C’est un disque généreux. Rien que par le nombre de morceaux, seize. Aussi par la diversité des styles réunis, par l’atmosphère chaleureuse qui se dégage à chaque écoute. C’est un disque qui ouvre sur de grands espaces, un peu à la manière de Yom ou de ces jazz men and women pour qui mélodie, silence, écoute sont essentiels.

Je ne comprends pas, c’est quoi cette histoire de grands espaces ? Tu vas pas nous faire croire que le Canada et ses vastes contrées sauvages ont une quelconque influence sur le jeu de Chris Jennings ?

Et pourquoi pas ! Toi, quand tu écris, ou quand tu composes, tout fait sens et t’inspire.
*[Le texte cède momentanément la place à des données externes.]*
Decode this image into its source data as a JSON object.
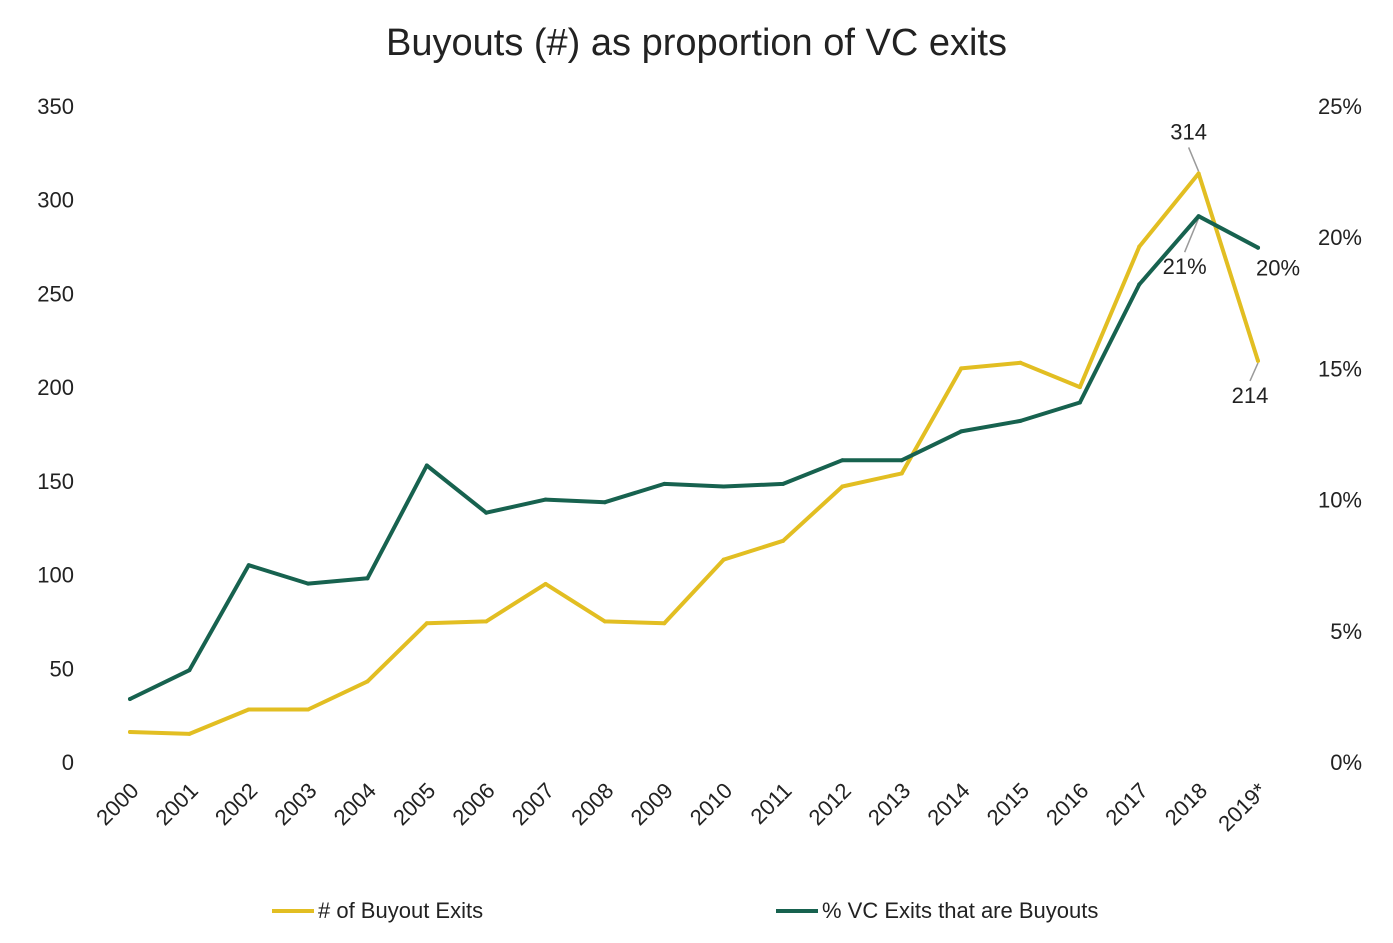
{
  "chart_data": {
    "type": "line",
    "title": "Buyouts (#) as proportion of VC exits",
    "categories": [
      "2000",
      "2001",
      "2002",
      "2003",
      "2004",
      "2005",
      "2006",
      "2007",
      "2008",
      "2009",
      "2010",
      "2011",
      "2012",
      "2013",
      "2014",
      "2015",
      "2016",
      "2017",
      "2018",
      "2019*"
    ],
    "y_left": {
      "ylim": [
        0,
        350
      ],
      "ticks": [
        "0",
        "50",
        "100",
        "150",
        "200",
        "250",
        "300",
        "350"
      ]
    },
    "y_right": {
      "ylim": [
        0,
        25
      ],
      "ticks": [
        "0%",
        "5%",
        "10%",
        "15%",
        "20%",
        "25%"
      ]
    },
    "series": [
      {
        "name": "# of Buyout Exits",
        "axis": "left",
        "color": "#E2BE22",
        "values": [
          16,
          15,
          28,
          28,
          43,
          74,
          75,
          95,
          75,
          74,
          108,
          118,
          147,
          154,
          210,
          213,
          200,
          275,
          314,
          214
        ]
      },
      {
        "name": "% VC Exits that are Buyouts",
        "axis": "right",
        "color": "#17624F",
        "values": [
          2.4,
          3.5,
          7.5,
          6.8,
          7.0,
          11.3,
          9.5,
          10.0,
          9.9,
          10.6,
          10.5,
          10.6,
          11.5,
          11.5,
          12.6,
          13.0,
          13.7,
          18.2,
          20.8,
          19.6
        ]
      }
    ],
    "annotations": [
      {
        "text": "314",
        "series": 0,
        "index": 18
      },
      {
        "text": "214",
        "series": 0,
        "index": 19
      },
      {
        "text": "21%",
        "series": 1,
        "index": 18
      },
      {
        "text": "20%",
        "series": 1,
        "index": 19
      }
    ],
    "grid": false,
    "legend_position": "bottom"
  }
}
Assurément, s’il était né dans un bidonville à Kinshasa, il ne créerait pas la même musique.

A propos de Yom, je vois pas le rapport.

Je pense notamment à un album, Songs for the old man, où les univers sont communs. Dans She’s the dandy, j’entends des accents de musiques traditionnelles, de jazz et aussi de pop. Une certaine façon de magnifier toute musique, avec une accroche, un ancrage dans la mélodie. En matière de musique trad, Chris Jennings en connait un rayon et apporte sa touche personnelle. Il a joué avec des papis en Algérie qui jouaient le chaâbi, mais aussi avec des gnawas marocains. Et puis, il y a eu les collaborations avec Dhafer Youssef, Tigran Hamasyan, Titi Robin, Nguyên Lê (je l’ai déjà dit). La liste commence à être longue.
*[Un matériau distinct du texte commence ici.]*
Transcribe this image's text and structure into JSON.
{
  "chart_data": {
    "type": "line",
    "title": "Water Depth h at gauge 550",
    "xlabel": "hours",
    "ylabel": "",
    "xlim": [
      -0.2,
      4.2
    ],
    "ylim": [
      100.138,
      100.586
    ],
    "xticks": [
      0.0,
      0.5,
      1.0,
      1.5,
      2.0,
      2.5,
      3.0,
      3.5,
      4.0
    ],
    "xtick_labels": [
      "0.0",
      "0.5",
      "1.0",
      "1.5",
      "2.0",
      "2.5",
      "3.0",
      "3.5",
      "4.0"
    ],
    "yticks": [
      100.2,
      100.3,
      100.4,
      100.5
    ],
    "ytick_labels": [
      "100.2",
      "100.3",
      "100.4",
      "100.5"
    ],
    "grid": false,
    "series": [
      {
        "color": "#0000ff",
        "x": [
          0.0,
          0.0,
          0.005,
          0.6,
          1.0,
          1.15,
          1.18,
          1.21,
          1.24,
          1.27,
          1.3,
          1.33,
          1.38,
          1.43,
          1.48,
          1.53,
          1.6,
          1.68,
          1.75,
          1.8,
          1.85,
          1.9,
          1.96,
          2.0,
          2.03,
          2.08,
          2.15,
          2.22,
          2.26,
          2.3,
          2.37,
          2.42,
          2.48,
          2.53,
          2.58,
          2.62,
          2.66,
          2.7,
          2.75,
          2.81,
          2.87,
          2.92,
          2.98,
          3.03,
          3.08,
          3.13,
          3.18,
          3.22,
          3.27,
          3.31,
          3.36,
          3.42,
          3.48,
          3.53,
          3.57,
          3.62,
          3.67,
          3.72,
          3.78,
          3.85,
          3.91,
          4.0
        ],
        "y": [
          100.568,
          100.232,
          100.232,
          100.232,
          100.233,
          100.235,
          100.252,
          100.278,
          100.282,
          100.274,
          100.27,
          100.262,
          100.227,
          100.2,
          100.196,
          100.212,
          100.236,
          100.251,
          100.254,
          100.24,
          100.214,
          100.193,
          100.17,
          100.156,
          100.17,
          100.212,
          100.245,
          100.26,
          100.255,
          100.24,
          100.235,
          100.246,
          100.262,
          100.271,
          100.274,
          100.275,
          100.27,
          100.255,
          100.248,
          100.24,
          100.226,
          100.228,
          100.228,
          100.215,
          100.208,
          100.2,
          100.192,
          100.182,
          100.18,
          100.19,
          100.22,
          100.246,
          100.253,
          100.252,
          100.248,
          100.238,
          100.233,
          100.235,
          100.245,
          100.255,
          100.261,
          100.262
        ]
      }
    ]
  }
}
Si tu disais trois mots sur sa musique ?

Tu radotes ou quoi ? Quoique je peux en dire davantage. Étonnant opus où on pourrait penser que les styles éclatés formeraient des dissonances. Que nenni ! Le quintet garde une signature, une empreinte, un même caractère Quels que soient les morceaux. Ce seraient comme des amoureux de toutes musiques dont aucune ne prend le pas sur l’autre. Je retiendrai, dans tous ces tubes qui s’enchainent et qui enchainent le mélomane que je suis, trois morceaux emblématiques :

Le premier, qui donne son nom à l’album, est construit sur un enregistrement d’une vente aux enchères dans une foire à bestiaux. La voix du courtier fait une sorte de rap, qui donne le rythme. Par-dessus s’élève le chant magnifique de Rachel Eckroth. Le groupe étincelle. Folkey est un hymne, de ceux que j’aurais aimé composer…
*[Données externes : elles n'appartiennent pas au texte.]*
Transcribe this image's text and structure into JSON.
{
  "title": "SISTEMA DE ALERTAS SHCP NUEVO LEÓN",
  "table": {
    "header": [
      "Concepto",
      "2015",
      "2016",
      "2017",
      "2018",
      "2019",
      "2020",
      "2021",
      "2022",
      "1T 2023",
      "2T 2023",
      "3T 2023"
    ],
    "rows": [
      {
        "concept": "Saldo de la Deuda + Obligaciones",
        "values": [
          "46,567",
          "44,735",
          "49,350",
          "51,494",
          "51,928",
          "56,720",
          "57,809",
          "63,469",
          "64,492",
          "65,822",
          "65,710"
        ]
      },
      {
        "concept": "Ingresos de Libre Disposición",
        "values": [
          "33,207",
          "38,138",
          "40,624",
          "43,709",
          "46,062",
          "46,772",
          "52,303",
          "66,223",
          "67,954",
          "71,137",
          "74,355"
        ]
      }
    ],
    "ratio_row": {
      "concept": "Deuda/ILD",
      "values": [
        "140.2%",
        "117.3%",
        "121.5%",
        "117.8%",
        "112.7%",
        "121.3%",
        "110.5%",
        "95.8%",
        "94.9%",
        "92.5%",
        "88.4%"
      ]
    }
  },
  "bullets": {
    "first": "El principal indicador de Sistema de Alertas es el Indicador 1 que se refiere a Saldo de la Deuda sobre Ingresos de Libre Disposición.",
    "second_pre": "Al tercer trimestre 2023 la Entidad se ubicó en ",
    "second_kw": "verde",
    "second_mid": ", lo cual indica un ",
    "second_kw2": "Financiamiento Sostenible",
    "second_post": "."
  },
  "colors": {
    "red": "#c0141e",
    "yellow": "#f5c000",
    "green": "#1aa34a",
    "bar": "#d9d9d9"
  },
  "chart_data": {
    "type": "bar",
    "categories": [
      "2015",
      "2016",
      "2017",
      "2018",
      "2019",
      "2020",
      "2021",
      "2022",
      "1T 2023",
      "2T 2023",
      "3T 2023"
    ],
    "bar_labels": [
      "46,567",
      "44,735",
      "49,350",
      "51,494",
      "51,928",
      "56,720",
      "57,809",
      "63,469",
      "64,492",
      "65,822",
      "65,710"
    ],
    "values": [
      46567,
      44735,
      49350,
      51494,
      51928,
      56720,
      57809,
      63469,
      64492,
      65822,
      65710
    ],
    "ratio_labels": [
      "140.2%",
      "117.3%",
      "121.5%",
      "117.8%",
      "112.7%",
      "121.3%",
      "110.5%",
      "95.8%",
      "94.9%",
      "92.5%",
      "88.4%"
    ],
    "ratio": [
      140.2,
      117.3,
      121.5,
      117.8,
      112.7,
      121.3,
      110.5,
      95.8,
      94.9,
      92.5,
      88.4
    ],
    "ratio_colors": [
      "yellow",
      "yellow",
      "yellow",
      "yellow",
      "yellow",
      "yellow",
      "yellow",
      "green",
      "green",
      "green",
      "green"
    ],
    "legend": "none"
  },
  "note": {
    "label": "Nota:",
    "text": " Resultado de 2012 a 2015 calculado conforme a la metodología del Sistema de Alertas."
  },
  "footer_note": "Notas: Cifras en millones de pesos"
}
On ne te demande pas de parler de toi

.., ok, qui résume parfaitement le travail de ces artistes, tisseurs de mélodies, ensorceleurs …

Justement, un mot sur eux avant de donner ton troisième choix

Je dirai cinq hypersensibles et improvisateurs hors pair. Du batteur, Eric Schaefer, je retiens la fluidité, et quel son ! Le jeu du pianiste Patrick Goraguer me rappelle ces grands noms du jazz, Bojan Z, Shai Maestro. Le feeling et l’élégance. La guitare tranchante de Kalle Kalima m’émeut par ce qu’il produit d’ingéniosités. Le saxophoniste Hayden Chisholm est lui aussi un régal d’inventivité, avec son son feutré, c’est un ouvreur d’espaces. Chris Jennings surfe sur l’ensemble et est simultanément le détonateur. Tous fonctionnent comme un seul corps.

Troisième choix ?

J’aime beaucoup cette suite Tack Sa Mycket très aérienne, où cette forme de sérénité rime avec une grande complicité, entre les artistes. C’est très méditatif, je pourrais passer la série en boucle. En fait, j’aime tout dans cet album, c’est une succession de tempêtes embarquées et de calmes profonds, où l’esprit va loin dans la méditation et la transe. Pour finir par s’oublier. Décollage garanti. De temps en temps, je retrouve des ambiances particulières, comme dans le disque d’Aldo Romano « Corners ».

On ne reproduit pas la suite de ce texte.